R4 . COLOR . 101 mins .
M . PAL
There are two types of people who would have not been able to see Jumpin’ Jack Flash at one point or another in their lives. Everyone else surely has at least seen some of it. These two types are those born after 1986, the year of the film’s release, and those living as hermits away from the likes of cinemas, video stores and network television.
But age doesn’t have to be an excuse - yep, that’s right, Jumpin’ Jack Flash is coming home to Region 4 DVD at long last. Hoorah!
Eww, there's that cat I ran over earlier on your head...
Penny Marshall’s classic Jumpin’ Jack Flash really is Whoopi Goldberg at her best. It’s full of action, comedy, intrigue and thrills. Ooh yeah baby - yellow Reeboks are the scariest thing yet! This is definitely a check-your-brain-at-the-door-type film, with some truly outrageous circumstances, unbelievable situations and some effing hilarious dialogue from Goldberg.
This reviewer knows the network television version back-to-front, including where the ad breaks go. What I didn’t realise was that the television network had butchered the film to buggery, resulting in an abridged version of the dialogue. This DVD shows Jumpin’ Jack Flash in all its late-'80s goodness, with the full M rated dialogue intact. Who knew that Whoopi Goldberg has a mouth on her like New York City slang dictionary? The supporting cast, which includes Jon Lovitz, Phil Hartman and Stephen Collins, add to the level of humour, resulting in a riotous 100 minutes that is now proudly standing in my collection and one that will definitely get plenty of play time.
"[Sings] I was raaiiiised by two les-bi-ans..."
Terri Dolittle (Goldberg) works at the First National Bank in New York City, communicating with international banks and clients using a computer. One day she receives a mysterious riddle within a knock-knock joke which enters her into a totally different world full of deception, spies and truth serums. After solving the riddle, hidden within a Rolling Stones song (can you guess the song title?) Terri meets Jack, a British Intelligence agent stuck in Eastern Europe and in desperate need for an exit contact. But when you’re trying to help a secret agent, who can you trust?
Attack of the Paper Shredder
Jumpin’ Jack Flash is presented in its original theatrical aspect of 1.85:1, and is anamorphically enhanced. Compared to some of the slick transfers released for brand new films, this transfer is lacking in a few areas. However, when you consider that this was originally released in 1986, this transfer is well above par for a film nearing 20 years of age. Film artefacts sporadically flash onto the screen, and grain is limited to an ever-so-fine, non-disruptive wash that faintly covers the image. The focus is generally rather nice, however at times the image can appear a little soft, resulting in a slight loss of clarity and a bit of fuzz over some details.

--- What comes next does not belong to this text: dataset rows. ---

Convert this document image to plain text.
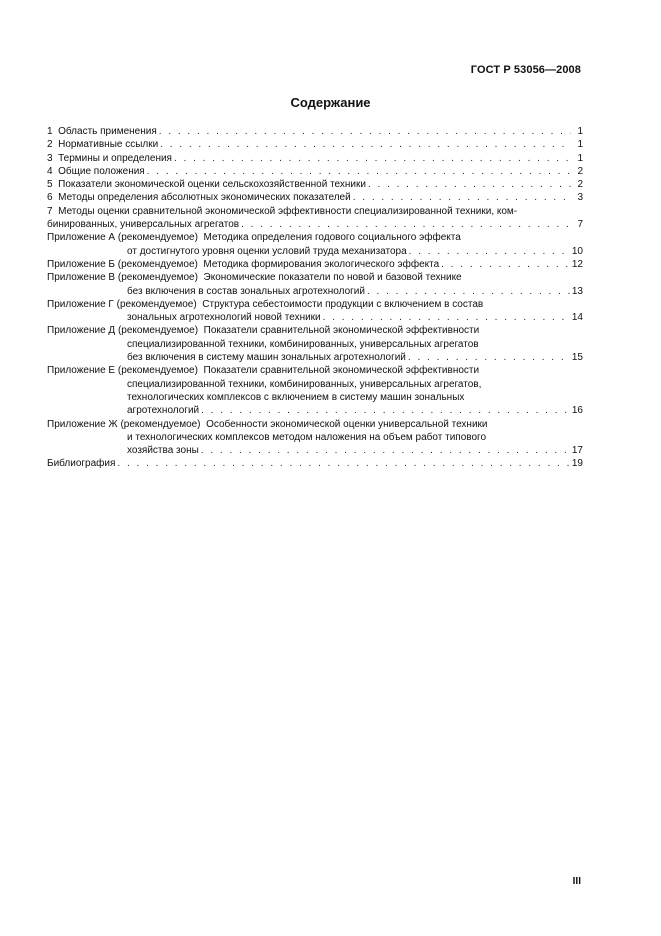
ГОСТ Р 53056—2008
Содержание
1 Область применения . . .	1
2 Нормативные ссылки . . .	1
3 Термины и определения . . .	1
4 Общие положения . . .	2
5 Показатели экономической оценки сельскохозяйственной техники . . .	2
6 Методы определения абсолютных экономических показателей . . .	3
7 Методы оценки сравнительной экономической эффективности специализированной техники, ком-
бинированных, универсальных агрегатов . . .	7
Приложение А (рекомендуемое) Методика определения годового социального эффекта
от достигнутого уровня оценки условий труда механизатора . . .	10
Приложение Б (рекомендуемое) Методика формирования экологического эффекта . . .	12
Приложение В (рекомендуемое) Экономические показатели по новой и базовой технике
без включения в состав зональных агротехнологий . . .	13
Приложение Г (рекомендуемое) Структура себестоимости продукции с включением в состав
зональных агротехнологий новой техники . . .	14
Приложение Д (рекомендуемое) Показатели сравнительной экономической эффективности
специализированной техники, комбинированных, универсальных агрегатов
без включения в систему машин зональных агротехнологий . . .	15
Приложение Е (рекомендуемое) Показатели сравнительной экономической эффективности
специализированной техники, комбинированных, универсальных агрегатов,
технологических комплексов с включением в систему машин зональных
агротехнологий . . .	16
Приложение Ж (рекомендуемое) Особенности экономической оценки универсальной техники
и технологических комплексов методом наложения на объем работ типового
хозяйства зоны . . .	17
Библиография . . .	19
III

Colours are as you would expect for an '80s film - luminously bright and in-your-face, with blacks deeply mastered showing no sign of low level noise. The layer change, placed just after the 60 minute mark, is discrete and quick, and ultimately incredibly well placed.

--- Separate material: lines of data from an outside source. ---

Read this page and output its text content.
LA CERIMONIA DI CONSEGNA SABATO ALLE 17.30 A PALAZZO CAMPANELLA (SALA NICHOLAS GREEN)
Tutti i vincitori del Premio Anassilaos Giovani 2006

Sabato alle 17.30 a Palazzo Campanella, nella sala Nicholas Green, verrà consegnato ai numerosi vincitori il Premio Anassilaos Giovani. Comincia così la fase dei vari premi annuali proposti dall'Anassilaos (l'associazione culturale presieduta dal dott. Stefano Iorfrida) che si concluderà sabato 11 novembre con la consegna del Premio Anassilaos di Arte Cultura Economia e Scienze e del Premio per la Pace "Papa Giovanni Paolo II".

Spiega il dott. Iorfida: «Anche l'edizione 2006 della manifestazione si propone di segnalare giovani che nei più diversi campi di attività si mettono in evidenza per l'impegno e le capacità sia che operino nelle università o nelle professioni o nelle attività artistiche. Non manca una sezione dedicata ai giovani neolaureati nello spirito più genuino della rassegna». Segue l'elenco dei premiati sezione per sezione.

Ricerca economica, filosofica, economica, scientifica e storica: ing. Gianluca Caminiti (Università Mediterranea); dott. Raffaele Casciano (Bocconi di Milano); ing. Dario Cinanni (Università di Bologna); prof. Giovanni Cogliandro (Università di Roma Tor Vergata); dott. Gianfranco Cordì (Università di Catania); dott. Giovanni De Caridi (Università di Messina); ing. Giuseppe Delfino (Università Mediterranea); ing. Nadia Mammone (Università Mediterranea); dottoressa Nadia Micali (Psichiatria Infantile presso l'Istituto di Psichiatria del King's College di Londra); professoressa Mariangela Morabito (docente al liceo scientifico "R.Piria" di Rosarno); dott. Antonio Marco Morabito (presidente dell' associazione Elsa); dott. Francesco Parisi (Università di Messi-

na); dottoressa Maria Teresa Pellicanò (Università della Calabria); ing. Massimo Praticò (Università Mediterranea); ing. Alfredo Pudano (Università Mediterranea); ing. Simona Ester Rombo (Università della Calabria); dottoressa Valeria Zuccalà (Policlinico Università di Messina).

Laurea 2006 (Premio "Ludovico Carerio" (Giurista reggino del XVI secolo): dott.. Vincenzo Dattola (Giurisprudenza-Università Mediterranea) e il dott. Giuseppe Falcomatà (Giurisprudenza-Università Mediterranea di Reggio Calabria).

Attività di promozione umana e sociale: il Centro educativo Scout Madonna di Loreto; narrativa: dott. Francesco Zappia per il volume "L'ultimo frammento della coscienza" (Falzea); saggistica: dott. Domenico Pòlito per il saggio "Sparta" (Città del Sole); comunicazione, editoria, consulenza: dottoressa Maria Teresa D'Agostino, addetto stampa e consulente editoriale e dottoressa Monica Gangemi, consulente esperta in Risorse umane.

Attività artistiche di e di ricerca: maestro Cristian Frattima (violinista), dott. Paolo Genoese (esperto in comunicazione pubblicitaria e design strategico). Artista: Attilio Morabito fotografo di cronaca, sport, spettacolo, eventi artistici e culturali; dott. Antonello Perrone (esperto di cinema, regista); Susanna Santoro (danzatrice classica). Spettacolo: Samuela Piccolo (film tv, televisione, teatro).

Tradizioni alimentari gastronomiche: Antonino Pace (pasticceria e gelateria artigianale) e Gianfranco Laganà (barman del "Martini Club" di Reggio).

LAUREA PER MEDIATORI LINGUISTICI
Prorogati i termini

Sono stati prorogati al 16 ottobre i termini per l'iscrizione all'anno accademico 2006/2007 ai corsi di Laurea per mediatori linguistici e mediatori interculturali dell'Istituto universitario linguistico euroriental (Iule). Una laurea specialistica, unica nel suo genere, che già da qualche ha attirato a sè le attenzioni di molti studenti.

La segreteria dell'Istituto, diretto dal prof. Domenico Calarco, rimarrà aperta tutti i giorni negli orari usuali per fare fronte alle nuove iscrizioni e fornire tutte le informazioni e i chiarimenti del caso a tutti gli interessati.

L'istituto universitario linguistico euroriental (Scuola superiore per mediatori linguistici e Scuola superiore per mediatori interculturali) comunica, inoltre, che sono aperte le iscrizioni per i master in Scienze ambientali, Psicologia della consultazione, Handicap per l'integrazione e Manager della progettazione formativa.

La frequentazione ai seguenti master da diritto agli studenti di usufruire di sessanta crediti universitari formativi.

What's worse - the glasses or the fact that she is playing with a Pokey doll?
With five Dolby Digital 5.1 tracks included, the English track is the prime listening option. Dialogue comes clearly from the front of the soundstage, in perfect synch, and is easily distinguished throughout the film. Surround action is rather limited, but given the film’s stereo origins it's to be expected. These channels generally take off during the action sequences, or those which require spooky ambience. Regardless of when they take off, however, they are rather quiet, forcing the soundstage to lead from the front. The subwoofer is used to provide a smidge of depth to the soundtrack, but offers very little in the way of discrete bangs and bumps. The soundtrack is made up of a well-themed score by Thomas Newman, as well as a variety of music tracks by The Rolling Stones (duh!), The Pointer Sisters and The Supremes, resulting in a well-mixed and well-sequenced musical soundtrack.
Well, they’ve delivered the DVD but no extras. *sigh*
For an asking price of $19.95, this disc, whilst still lacking extras, is a great one to add to your collection if you're a Goldberg fan, it shows Goldberg at her best. The video, while not remarkable, is hugely serviceable for a film of such age, accompanied with a healthy Dolby Digital 5.1 soundtrack.